Rebecca Smith, who has worked in press relations at the White House and is now in executive communications at Sun Microsystems' home office in Menlo Park, California, stated that her company "segments the market now." The company takes a "bricks and mortar" approach. Bricks represent the main part of their market and mortar, the off, or fringe, markets.
Smith said her company's president writes an unedited blog that he updates daily. The company believes that a successful blog must be honest, and that having a blog helps the company achieve transparency. The president encourages feedback on his blog articles, which has proved to be a useful tactic, generating helpful ideas from readers. She said they often roll out new products in Japan, "follow the sun" around the globe, reviewing emails in real time, and can make changes to the product, if necessary, even before it is released to the U.S. market.
Andrew Hudson, senior director of sales, marking and corporate communications for Denver-based Frontier Airlines, stated that cultures are drawing apart as the global community becomes closer.

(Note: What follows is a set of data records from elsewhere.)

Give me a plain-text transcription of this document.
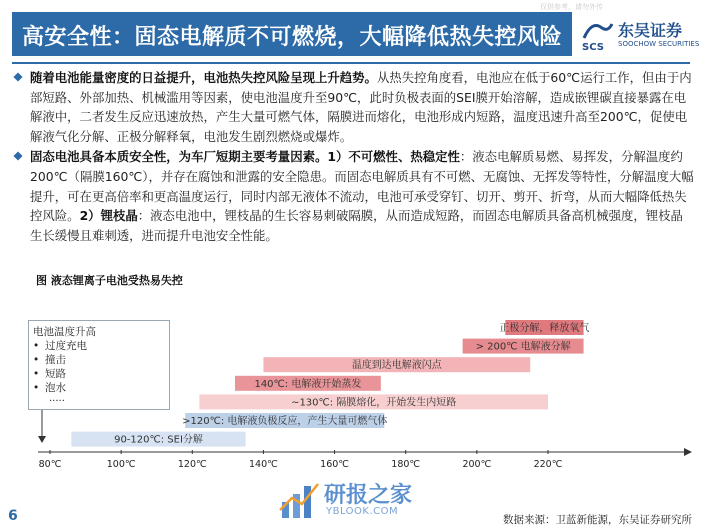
仅供参考，请勿外传
高安全性：固态电解质不可燃烧，大幅降低热失控风险 SCS
东吴证券
SOOCHOW SECURITIES
随着电池能量密度的日益提升，电池热失控风险呈现上升趋势。从热失控角度看，电池应在低于60℃运行工作，但由于内部短路、外部加热、机械滥用等因素，使电池温度升至90℃，此时负极表面的SEI膜开始溶解，造成嵌锂碳直接暴露在电解液中，二者发生反应迅速放热，产生大量可燃气体，隔膜进而熔化，电池形成内短路，温度迅速升高至200℃，促使电解液气化分解、正极分解释氧，电池发生剧烈燃烧或爆炸。
固态电池具备本质安全性，为车厂短期主要考量因素。1）不可燃性、热稳定性：液态电解质易燃、易挥发，分解温度约200℃（隔膜160℃），并存在腐蚀和泄露的安全隐患。而固态电解质具有不可燃、无腐蚀、无挥发等特性，分解温度大幅提升，可在更高倍率和更高温度运行，同时内部无液体不流动，电池可承受穿钉、切开、剪开、折弯，从而大幅降低热失控风险。2）锂枝晶：液态电池中，锂枝晶的生长容易刺破隔膜，从而造成短路，而固态电解质具备高机械强度，锂枝晶生长缓慢且难刺透，进而提升电池安全性能。
图 液态锂离子电池受热易失控
80℃	100℃	120℃	140℃	160℃	180℃	200℃	220℃
正极分解，释放氧气
> 200℃ 电解液分解
温度到达电解液闪点
140℃: 电解液开始蒸发
~130℃: 隔膜熔化，开始发生内短路
>120℃: 电解液负极反应，产生大量可燃气体
90-120℃: SEI分解
电池温度升高
• 过度充电
• 撞击
• 短路
• 泡水
.....
研报之家
YBLOOK.COM
6	数据来源：卫蓝新能源，东吴证券研究所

But cultural perceptions are still important, Hudson said. For example, there is no such word as "customer" in the Japanese language. The closest translation is "honored guest." They currently are learning about the culture of Mexico as they begin new service to Guadalajara and seek to bring Mexican tourists to the U.S.
Lisa Sigler, president of Sigler Communications, has a long history of working in global public relations through her own firm. The explosion of technology, she says, enables globalization — the ability to work anywhere. She recently developed customer satisfaction reports, including environmental stewardship questions, for each office of an international mining companying, sometimes making calls in the middle of the night because of time changes.
Sigler said that most companies are now quite transparent and truthful in dealing with customers. They also strive to minimize negative environmental impact. For anyone involved in reaching markets around the world, she highly recommends reading The World is Flat by Thomas Friedman.